Democracy in Afghanistan can be brutal and chaotic. Almost nine million people have registered to vote in tomorrow's parliamentary election, which is more than three years late and only the third since the fall of the Taleban in 2001.
But shambolic preparations, expectations of industrial-scale fraud, and escalating poll-related violence threaten to derail the election, which the international community is advising and largely funding. "We're trying to make a terrible situation slightly less bad," a Western diplomat told Agence France-Presse (AFP), reflecting a sharp drop in expectations for a credible result, even by Afghan standards.
Alarm is growing as the beleaguered Independent Election Commission (IEC), which has been skewered for its poor handling of the process, struggles to distribute voting materials to more than 5,000 polling centres before they open at 7am tomorrow.

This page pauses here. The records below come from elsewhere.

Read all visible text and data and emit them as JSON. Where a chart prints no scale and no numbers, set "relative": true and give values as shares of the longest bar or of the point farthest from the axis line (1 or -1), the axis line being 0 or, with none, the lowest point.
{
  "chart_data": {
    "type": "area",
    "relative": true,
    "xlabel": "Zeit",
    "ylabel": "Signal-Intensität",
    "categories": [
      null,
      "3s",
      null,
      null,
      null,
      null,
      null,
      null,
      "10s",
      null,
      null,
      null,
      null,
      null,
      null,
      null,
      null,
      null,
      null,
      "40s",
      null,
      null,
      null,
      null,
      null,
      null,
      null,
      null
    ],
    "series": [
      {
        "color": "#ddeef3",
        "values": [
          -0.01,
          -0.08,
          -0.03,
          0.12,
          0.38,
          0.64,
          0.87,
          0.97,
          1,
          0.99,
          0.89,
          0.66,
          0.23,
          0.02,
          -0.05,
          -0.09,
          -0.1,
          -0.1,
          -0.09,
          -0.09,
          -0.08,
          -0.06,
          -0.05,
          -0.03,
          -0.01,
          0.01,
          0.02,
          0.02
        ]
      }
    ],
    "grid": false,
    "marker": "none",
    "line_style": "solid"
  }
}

They are supposed to include biometric voter verification devices that Afghan political leaders and officials only agreed to use a few weeks ago and have been made mandatory, despite being untested and not required by law.
Votes cast without the controversial machines will not be counted, IEC spokesman Sayed Hafizullah Hashimi told AFP, even though polling centre workers have received little or no training in how to use them. Observers are concerned the results could be thrown into turmoil if the devices are broken, lost or destroyed. There are also fears the data could be manipulated before preliminary results are released on Nov 10.
More than 2,500 candidates are competing for 249 seats in the Lower House. Campaigning has been marred by violence. In one attack, candidate Abdul Jabar Qahraman was blown up on Wednesday by a bomb placed under his sofa in the province of Helmand.
The Taleban has warned candidates to withdraw from the ballot, which it has vowed to attack. Yesterday, it issued a fresh boycott call, denouncing the vote as a foreign-imposed process that went against Islam and Afghan culture.
The hardline group has also claimed responsibility for an attack yesterday which killed one of the country's most powerful security officials. General Abdul Razeq was killed when a bodyguard opened fire following a meeting in the governor's compound in the southern province of Kandahar.
General Scott Miller, top US commander in Afghanistan who had been at the meeting with Gen Razeq moments earlier, was uninjured but the local commander of the NDS intelligence service was killed and the provincial governor was severely wounded.